No fim deste mês, o governo enviará ao Congresso Nacional Proposta de
Emenda Constitucional (PEC) para tratar da reforma administrativa,
conhecida também como reforma do Estado. O interesse da equipe
econômica, liderada pelo ministro da Economia, Paulo Guedes, na
aprovação dessa reforma é urgente, mas não se vê a mesma disposição no
Palácio do Planalto. Durante os 28 anos em que exerceu mandato de deputado federal, o
presidente Jair Bolsonaro só teve uma bandeira: defender os interesses
da corporação militar, à qual pertenceu antes de entrar na política. Não
há nada de errado nisso, mas, como se viu na tramitação da reforma da
Previdência, Bolsonaro retirou os militares da PEC original, justamente
para que a corporação não passasse a ter as mesmas regras de
aposentadoria dos demais brasileiros. [atualizando - com o devido e indispensável pedido de vênia : a categoria militares não é tratada na Carta Magna na mesma Seção que cuida dos militares, por tal condição é que os militares não tinham um sistema de previdência;
assim, uma reforma objetivando cuidar da previdência dos servidores civis e dos empregados na iniciativa privada, não poderia incluir aquela categoria.

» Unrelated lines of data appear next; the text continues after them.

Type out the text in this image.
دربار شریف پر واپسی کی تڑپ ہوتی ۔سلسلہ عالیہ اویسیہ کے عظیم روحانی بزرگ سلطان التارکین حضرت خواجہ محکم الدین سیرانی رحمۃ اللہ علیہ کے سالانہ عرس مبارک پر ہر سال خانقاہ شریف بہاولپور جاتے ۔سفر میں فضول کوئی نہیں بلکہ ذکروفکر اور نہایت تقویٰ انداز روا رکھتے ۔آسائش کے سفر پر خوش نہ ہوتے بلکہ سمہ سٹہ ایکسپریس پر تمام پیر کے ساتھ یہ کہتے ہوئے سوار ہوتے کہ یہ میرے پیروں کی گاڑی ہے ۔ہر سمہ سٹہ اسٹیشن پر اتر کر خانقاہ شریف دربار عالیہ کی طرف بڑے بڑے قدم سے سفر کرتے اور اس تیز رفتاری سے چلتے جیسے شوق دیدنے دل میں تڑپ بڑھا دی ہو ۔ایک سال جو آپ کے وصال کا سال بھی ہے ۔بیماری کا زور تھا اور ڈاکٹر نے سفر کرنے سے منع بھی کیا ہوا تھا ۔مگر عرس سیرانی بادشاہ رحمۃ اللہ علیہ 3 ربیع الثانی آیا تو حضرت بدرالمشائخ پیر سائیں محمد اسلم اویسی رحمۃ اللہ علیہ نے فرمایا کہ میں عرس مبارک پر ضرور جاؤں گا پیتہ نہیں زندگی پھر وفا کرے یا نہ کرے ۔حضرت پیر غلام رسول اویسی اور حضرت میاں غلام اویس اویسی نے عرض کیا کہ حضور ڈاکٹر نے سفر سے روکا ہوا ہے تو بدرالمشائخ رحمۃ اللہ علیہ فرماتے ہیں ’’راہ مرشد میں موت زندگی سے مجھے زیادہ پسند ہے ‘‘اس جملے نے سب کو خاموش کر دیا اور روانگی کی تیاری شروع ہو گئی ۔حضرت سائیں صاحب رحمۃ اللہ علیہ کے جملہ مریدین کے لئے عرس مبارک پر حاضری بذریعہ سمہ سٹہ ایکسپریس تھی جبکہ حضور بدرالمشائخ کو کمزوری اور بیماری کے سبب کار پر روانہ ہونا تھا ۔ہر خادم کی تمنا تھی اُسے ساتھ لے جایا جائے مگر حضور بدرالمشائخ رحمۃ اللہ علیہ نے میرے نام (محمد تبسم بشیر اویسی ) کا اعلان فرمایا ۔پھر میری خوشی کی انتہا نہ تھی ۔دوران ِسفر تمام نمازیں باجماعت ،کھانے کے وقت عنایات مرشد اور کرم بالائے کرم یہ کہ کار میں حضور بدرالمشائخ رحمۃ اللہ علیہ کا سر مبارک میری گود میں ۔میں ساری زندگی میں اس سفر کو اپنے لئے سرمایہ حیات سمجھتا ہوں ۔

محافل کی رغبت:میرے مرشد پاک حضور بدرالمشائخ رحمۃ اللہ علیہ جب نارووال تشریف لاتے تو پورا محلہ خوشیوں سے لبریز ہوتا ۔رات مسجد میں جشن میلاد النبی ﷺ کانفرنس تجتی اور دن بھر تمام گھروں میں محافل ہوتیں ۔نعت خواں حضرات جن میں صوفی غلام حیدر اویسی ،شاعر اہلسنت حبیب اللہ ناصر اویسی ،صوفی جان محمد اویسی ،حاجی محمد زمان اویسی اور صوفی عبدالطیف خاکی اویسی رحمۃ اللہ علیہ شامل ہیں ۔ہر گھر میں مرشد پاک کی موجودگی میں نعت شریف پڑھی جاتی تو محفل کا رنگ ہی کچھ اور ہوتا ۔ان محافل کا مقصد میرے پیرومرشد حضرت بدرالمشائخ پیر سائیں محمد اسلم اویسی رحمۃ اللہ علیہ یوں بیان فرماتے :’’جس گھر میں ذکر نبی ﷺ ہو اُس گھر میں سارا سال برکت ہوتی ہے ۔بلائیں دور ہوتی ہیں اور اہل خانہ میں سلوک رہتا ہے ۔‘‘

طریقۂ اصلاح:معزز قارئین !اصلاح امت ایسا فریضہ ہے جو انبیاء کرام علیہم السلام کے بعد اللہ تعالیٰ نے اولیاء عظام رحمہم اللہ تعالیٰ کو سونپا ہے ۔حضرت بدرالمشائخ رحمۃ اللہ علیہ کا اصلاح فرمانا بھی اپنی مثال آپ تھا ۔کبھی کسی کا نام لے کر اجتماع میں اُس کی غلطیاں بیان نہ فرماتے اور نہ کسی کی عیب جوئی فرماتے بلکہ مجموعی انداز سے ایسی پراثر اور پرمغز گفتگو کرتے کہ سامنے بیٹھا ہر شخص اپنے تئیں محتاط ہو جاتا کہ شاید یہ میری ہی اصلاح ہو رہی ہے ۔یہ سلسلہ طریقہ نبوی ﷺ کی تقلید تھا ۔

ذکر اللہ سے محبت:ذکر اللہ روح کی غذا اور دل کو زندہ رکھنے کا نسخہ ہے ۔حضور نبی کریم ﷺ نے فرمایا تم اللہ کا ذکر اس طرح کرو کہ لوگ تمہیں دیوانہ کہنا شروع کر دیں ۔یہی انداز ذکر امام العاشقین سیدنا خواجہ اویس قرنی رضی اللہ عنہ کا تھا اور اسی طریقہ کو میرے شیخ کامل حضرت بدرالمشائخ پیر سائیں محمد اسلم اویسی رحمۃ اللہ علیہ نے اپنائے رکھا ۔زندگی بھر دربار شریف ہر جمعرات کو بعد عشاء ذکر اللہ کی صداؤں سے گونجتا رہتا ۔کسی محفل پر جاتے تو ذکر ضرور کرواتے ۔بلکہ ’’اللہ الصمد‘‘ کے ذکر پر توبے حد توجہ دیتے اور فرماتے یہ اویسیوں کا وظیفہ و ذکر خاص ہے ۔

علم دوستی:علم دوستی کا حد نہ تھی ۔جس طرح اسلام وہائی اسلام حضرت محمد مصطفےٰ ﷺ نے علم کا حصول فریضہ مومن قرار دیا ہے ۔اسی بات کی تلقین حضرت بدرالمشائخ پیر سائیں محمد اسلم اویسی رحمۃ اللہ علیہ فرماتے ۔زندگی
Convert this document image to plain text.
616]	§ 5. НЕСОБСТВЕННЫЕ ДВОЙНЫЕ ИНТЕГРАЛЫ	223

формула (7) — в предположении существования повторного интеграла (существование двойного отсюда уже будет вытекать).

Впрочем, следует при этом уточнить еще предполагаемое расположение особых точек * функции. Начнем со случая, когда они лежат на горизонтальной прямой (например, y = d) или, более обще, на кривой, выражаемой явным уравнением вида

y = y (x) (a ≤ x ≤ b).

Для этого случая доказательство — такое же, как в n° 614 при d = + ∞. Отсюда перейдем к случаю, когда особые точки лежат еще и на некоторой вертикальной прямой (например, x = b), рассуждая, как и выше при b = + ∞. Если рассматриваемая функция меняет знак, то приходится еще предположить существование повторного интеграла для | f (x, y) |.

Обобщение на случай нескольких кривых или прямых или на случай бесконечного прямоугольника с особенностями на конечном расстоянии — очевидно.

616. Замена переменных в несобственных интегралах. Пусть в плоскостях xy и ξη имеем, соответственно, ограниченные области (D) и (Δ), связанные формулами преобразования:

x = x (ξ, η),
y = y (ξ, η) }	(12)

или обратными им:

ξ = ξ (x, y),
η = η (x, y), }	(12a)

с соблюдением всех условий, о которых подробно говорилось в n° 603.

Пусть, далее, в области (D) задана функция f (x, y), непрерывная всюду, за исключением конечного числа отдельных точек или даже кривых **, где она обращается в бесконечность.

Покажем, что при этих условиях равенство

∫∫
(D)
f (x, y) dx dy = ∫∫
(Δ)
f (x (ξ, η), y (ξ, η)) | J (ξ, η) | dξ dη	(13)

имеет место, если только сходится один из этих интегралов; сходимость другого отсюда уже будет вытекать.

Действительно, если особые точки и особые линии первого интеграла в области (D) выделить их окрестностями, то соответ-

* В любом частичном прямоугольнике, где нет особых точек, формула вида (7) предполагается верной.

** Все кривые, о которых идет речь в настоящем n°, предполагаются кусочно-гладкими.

A categoria militares é tratada de forma específica na Constituição Federal, por isso foi objeto de legislação que tramitou em paralelo com a Reforma da Previdência.] Ademais, defender corte de
benefícios de funcionário público em ano eleitoral é algo que a classe
política costuma evitar.
A reforma administrativa se justifica por várias razões, mas duas são
inapeláveis: o custo elevado do funcionalismo para a sociedade e a
ineficiência atávica do Estado. A máquina pública brasileira,
considerando apenas a União (os poderes Executivo, Legislativo e
Judiciário), é cara em termos absolutos, isto é, para um país de renda
média como o Brasil, e também quando comparada ao desembolso feito por
economias em desenvolvimento e ricas. Em 2018, último dado disponível, o gasto com pessoal nos três poderes
atingiu o equivalente a 13,8% do Produto Interno Bruto (PIB). Se nada
for feito, alcançará 14,8% do PIB ao fim desta década. [As economias desenvolvidas, ricas, por óbvio possuem um PIB bem mais elevado que o do Brasil - especialmente os Estados Unidos, de modo que um percentual menor aplicado sobre um PIB maior apresenta um resultado MAIOR.
Em valores absolutos os números são superiores aos do Brasil.]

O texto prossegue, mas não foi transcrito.